[Date Prev][Date Next][Thread Prev][Thread Next][Date Index][Thread Index]

Re: [HTCondor-users] Condor/SGE cluster



> Hi,

Hi Lukas.

> okay, I've found the error.
> 
> I had to add a line to /usr/libexec/condor/glite/bin/sge_submit.sh which
> includes the location of "qsub" to PATH.

This *should* in principle have been taken care of by executing SGE's
'settings.sh'. As I mentioned in my earlier post, you can make sure
it is found by setting sge_rootpath and sge_cellname appropriately in 
batch_gahp.config:

if [ -z "$sge_rootpath" ]; then sge_rootpath="/usr/local/sge/pro"; fi
if [ -r "$sge_rootpath/${sge_cellname:-default}/common/settings.sh" ]
then
  . $sge_rootpath/${sge_cellname:-default}/common/settings.sh
fi

Or, is settings.sh not setting the path ?

> By the way, there is some pointless code in this script:
>
> jobID=`qsub $bls_tmp_file 2> /dev/null | perl -ne 'print $1 if /^Your job
> (\d+)/;'` # actual submission
> retcode=$?
> if [ "$retcode" != "0" -o -z "$jobID" ] ; then
>     rm -f $bls_tmp_file
>     exit 1
> fi

Agree, thanks. This is now fixed in the upstream code.

> And for readability reasons you could use awk '{ print $3 }' instead of perl
> -ne 'print $1 if /^Your job (\d+) /;'.

This depends on what else qsub can output to stdout, and, having no direct
SGE experience, I'd be cautious in changing it.

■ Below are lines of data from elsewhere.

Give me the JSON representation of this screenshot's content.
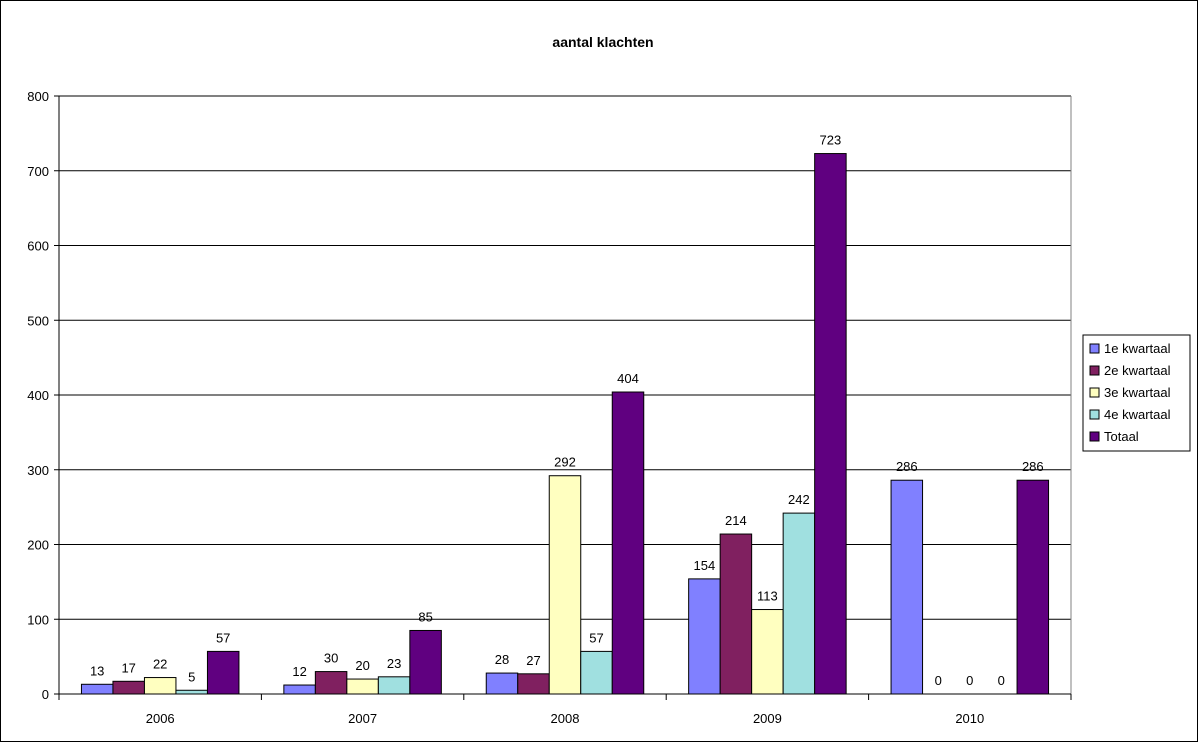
{
  "chart_data": {
    "type": "bar",
    "title": "aantal klachten",
    "xlabel": "",
    "ylabel": "",
    "categories": [
      "2006",
      "2007",
      "2008",
      "2009",
      "2010"
    ],
    "ylim": [
      0,
      800
    ],
    "yticks": [
      0,
      100,
      200,
      300,
      400,
      500,
      600,
      700,
      800
    ],
    "grid": true,
    "legend_position": "right",
    "series": [
      {
        "name": "1e kwartaal",
        "color": "#8080ff",
        "values": [
          13,
          12,
          28,
          154,
          286
        ]
      },
      {
        "name": "2e kwartaal",
        "color": "#802060",
        "values": [
          17,
          30,
          27,
          214,
          0
        ]
      },
      {
        "name": "3e kwartaal",
        "color": "#ffffc0",
        "values": [
          22,
          20,
          292,
          113,
          0
        ]
      },
      {
        "name": "4e kwartaal",
        "color": "#a0e0e0",
        "values": [
          5,
          23,
          57,
          242,
          0
        ]
      },
      {
        "name": "Totaal",
        "color": "#600080",
        "values": [
          57,
          85,
          404,
          723,
          286
        ]
      }
    ]
  }
}
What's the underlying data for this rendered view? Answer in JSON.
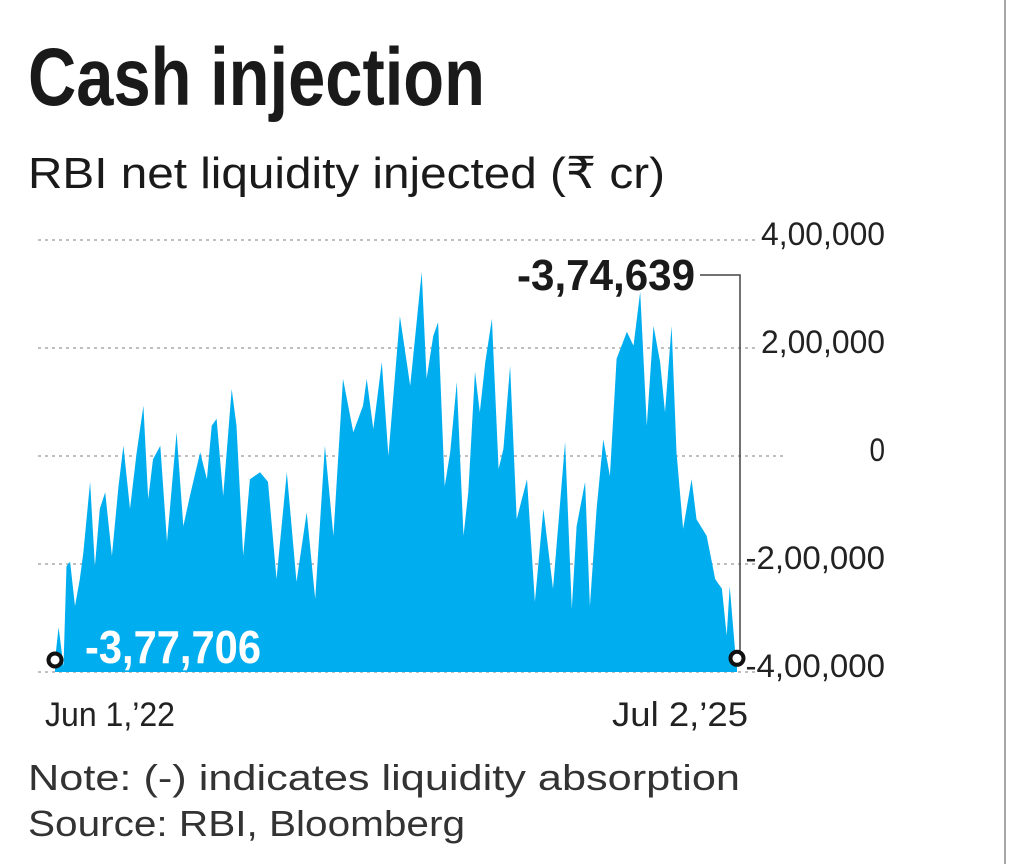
{
  "chart_data": {
    "type": "area",
    "title": "Cash injection",
    "subtitle": "RBI net liquidity injected (₹ cr)",
    "ylim": [
      -400000,
      400000
    ],
    "yticks": [
      400000,
      200000,
      0,
      -200000,
      -400000
    ],
    "ytick_labels": [
      "4,00,000",
      "2,00,000",
      "0",
      "-2,00,000",
      "-4,00,000"
    ],
    "xlim": [
      "2022-06-01",
      "2025-07-02"
    ],
    "xtick_labels": [
      "Jun 1,’22",
      "Jul 2,’25"
    ],
    "grid": true,
    "fill_color": "#00AEEF",
    "annotations": {
      "start_label": "-3,77,706",
      "end_label": "-3,74,639"
    },
    "points": [
      [
        "2022-06-01",
        -377706
      ],
      [
        "2022-06-07",
        -317000
      ],
      [
        "2022-06-15",
        -389000
      ],
      [
        "2022-06-20",
        -204000
      ],
      [
        "2022-06-26",
        -196000
      ],
      [
        "2022-07-04",
        -278000
      ],
      [
        "2022-07-12",
        -228000
      ],
      [
        "2022-07-18",
        -178000
      ],
      [
        "2022-07-29",
        -48000
      ],
      [
        "2022-08-06",
        -204000
      ],
      [
        "2022-08-14",
        -98000
      ],
      [
        "2022-08-23",
        -67000
      ],
      [
        "2022-09-03",
        -185000
      ],
      [
        "2022-09-14",
        -56000
      ],
      [
        "2022-09-22",
        19000
      ],
      [
        "2022-10-03",
        -98000
      ],
      [
        "2022-10-14",
        7000
      ],
      [
        "2022-10-25",
        93000
      ],
      [
        "2022-11-02",
        -80000
      ],
      [
        "2022-11-10",
        -6000
      ],
      [
        "2022-11-22",
        19000
      ],
      [
        "2022-12-03",
        -159000
      ],
      [
        "2022-12-19",
        44000
      ],
      [
        "2022-12-30",
        -130000
      ],
      [
        "2023-01-10",
        -74000
      ],
      [
        "2023-01-27",
        7000
      ],
      [
        "2023-02-07",
        -43000
      ],
      [
        "2023-02-15",
        56000
      ],
      [
        "2023-02-23",
        69000
      ],
      [
        "2023-03-06",
        -74000
      ],
      [
        "2023-03-20",
        124000
      ],
      [
        "2023-03-28",
        56000
      ],
      [
        "2023-04-08",
        -185000
      ],
      [
        "2023-04-19",
        -43000
      ],
      [
        "2023-05-06",
        -30000
      ],
      [
        "2023-05-19",
        -48000
      ],
      [
        "2023-06-02",
        -228000
      ],
      [
        "2023-06-19",
        -30000
      ],
      [
        "2023-07-05",
        -233000
      ],
      [
        "2023-07-22",
        -104000
      ],
      [
        "2023-08-05",
        -265000
      ],
      [
        "2023-08-21",
        19000
      ],
      [
        "2023-09-04",
        -148000
      ],
      [
        "2023-09-20",
        143000
      ],
      [
        "2023-10-07",
        44000
      ],
      [
        "2023-10-23",
        93000
      ],
      [
        "2023-10-29",
        143000
      ],
      [
        "2023-11-09",
        50000
      ],
      [
        "2023-11-23",
        174000
      ],
      [
        "2023-12-04",
        0
      ],
      [
        "2023-12-23",
        259000
      ],
      [
        "2024-01-09",
        130000
      ],
      [
        "2024-01-28",
        341000
      ],
      [
        "2024-02-05",
        143000
      ],
      [
        "2024-02-16",
        222000
      ],
      [
        "2024-02-24",
        248000
      ],
      [
        "2024-03-06",
        -56000
      ],
      [
        "2024-03-15",
        7000
      ],
      [
        "2024-03-26",
        137000
      ],
      [
        "2024-04-06",
        -148000
      ],
      [
        "2024-04-14",
        -67000
      ],
      [
        "2024-04-25",
        156000
      ],
      [
        "2024-05-03",
        81000
      ],
      [
        "2024-05-12",
        174000
      ],
      [
        "2024-05-23",
        254000
      ],
      [
        "2024-06-03",
        -24000
      ],
      [
        "2024-06-11",
        13000
      ],
      [
        "2024-06-22",
        167000
      ],
      [
        "2024-07-03",
        -117000
      ],
      [
        "2024-07-20",
        -43000
      ],
      [
        "2024-08-02",
        -270000
      ],
      [
        "2024-08-16",
        -98000
      ],
      [
        "2024-09-01",
        -246000
      ],
      [
        "2024-09-21",
        26000
      ],
      [
        "2024-10-02",
        -283000
      ],
      [
        "2024-10-10",
        -130000
      ],
      [
        "2024-10-24",
        -48000
      ],
      [
        "2024-11-01",
        -278000
      ],
      [
        "2024-11-12",
        -98000
      ],
      [
        "2024-11-23",
        31000
      ],
      [
        "2024-12-04",
        -37000
      ],
      [
        "2024-12-15",
        180000
      ],
      [
        "2025-01-01",
        230000
      ],
      [
        "2025-01-12",
        204000
      ],
      [
        "2025-01-23",
        304000
      ],
      [
        "2025-02-03",
        56000
      ],
      [
        "2025-02-14",
        241000
      ],
      [
        "2025-02-25",
        174000
      ],
      [
        "2025-03-05",
        81000
      ],
      [
        "2025-03-16",
        241000
      ],
      [
        "2025-03-24",
        7000
      ],
      [
        "2025-04-04",
        -135000
      ],
      [
        "2025-04-18",
        -43000
      ],
      [
        "2025-04-26",
        -117000
      ],
      [
        "2025-05-13",
        -148000
      ],
      [
        "2025-05-27",
        -228000
      ],
      [
        "2025-06-07",
        -246000
      ],
      [
        "2025-06-15",
        -333000
      ],
      [
        "2025-06-20",
        -241000
      ],
      [
        "2025-06-29",
        -363000
      ],
      [
        "2025-07-02",
        -374639
      ]
    ]
  },
  "footer": {
    "note": "Note: (-) indicates liquidity absorption",
    "source": "Source: RBI, Bloomberg"
  }
}
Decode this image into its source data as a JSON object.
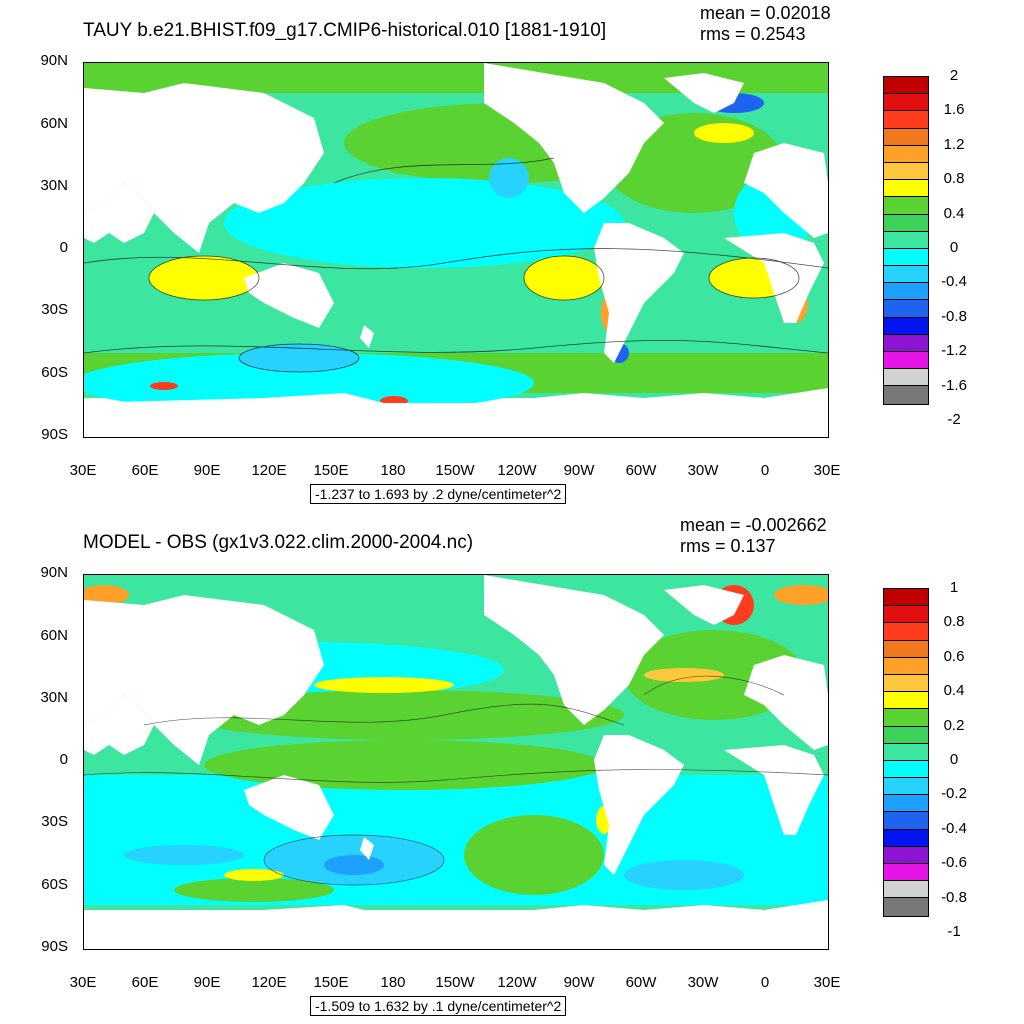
{
  "panels": [
    {
      "title": "TAUY b.e21.BHIST.f09_g17.CMIP6-historical.010 [1881-1910]",
      "mean": "mean = 0.02018",
      "rms": "rms = 0.2543",
      "range_text": "-1.237 to 1.693 by .2 dyne/centimeter^2",
      "colorbar": {
        "labels": [
          "2",
          "1.6",
          "1.2",
          "0.8",
          "0.4",
          "0",
          "-0.4",
          "-0.8",
          "-1.2",
          "-1.6",
          "-2"
        ],
        "colors": [
          "#c00000",
          "#e01010",
          "#ff3c1e",
          "#f0781e",
          "#ffa028",
          "#ffc83c",
          "#ffff00",
          "#5ad232",
          "#3cd25a",
          "#3ce6a0",
          "#00ffff",
          "#28d2ff",
          "#1ea0ff",
          "#1e64f0",
          "#0014f0",
          "#8c14d2",
          "#e614e6",
          "#d2d2d2",
          "#787878"
        ]
      }
    },
    {
      "title": "MODEL - OBS (gx1v3.022.clim.2000-2004.nc)",
      "mean": "mean = -0.002662",
      "rms": "rms = 0.137",
      "range_text": "-1.509 to 1.632 by .1 dyne/centimeter^2",
      "colorbar": {
        "labels": [
          "1",
          "0.8",
          "0.6",
          "0.4",
          "0.2",
          "0",
          "-0.2",
          "-0.4",
          "-0.6",
          "-0.8",
          "-1"
        ],
        "colors": [
          "#c00000",
          "#e01010",
          "#ff3c1e",
          "#f0781e",
          "#ffa028",
          "#ffc83c",
          "#ffff00",
          "#5ad232",
          "#3cd25a",
          "#3ce6a0",
          "#00ffff",
          "#28d2ff",
          "#1ea0ff",
          "#1e64f0",
          "#0014f0",
          "#8c14d2",
          "#e614e6",
          "#d2d2d2",
          "#787878"
        ]
      }
    }
  ],
  "axes": {
    "lat_labels": [
      "90N",
      "60N",
      "30N",
      "0",
      "30S",
      "60S",
      "90S"
    ],
    "lon_labels": [
      "30E",
      "60E",
      "90E",
      "120E",
      "150E",
      "180",
      "150W",
      "120W",
      "90W",
      "60W",
      "30W",
      "0",
      "30E"
    ]
  },
  "colors": {
    "land": "#ffffff",
    "ocean_base": "#3ce6a0"
  }
}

> Furthermore, it would be nice if this script would generate some error
> messages or an error log.

I have trouble contacting the SGE script authors. The main issue here
is whether they had a reason to redirect the STDERR of the qsub command to
/dev/null. As STDERR is recorded in the logs it may have provided valuable
information. Would it be too much if I asked you to please test removing the
"2> /dev/null" and see if you hit any side effects ? This may be useful
for other users in the future.

Thank you for sharing your findings.
Francesco Prelz
INFN Milano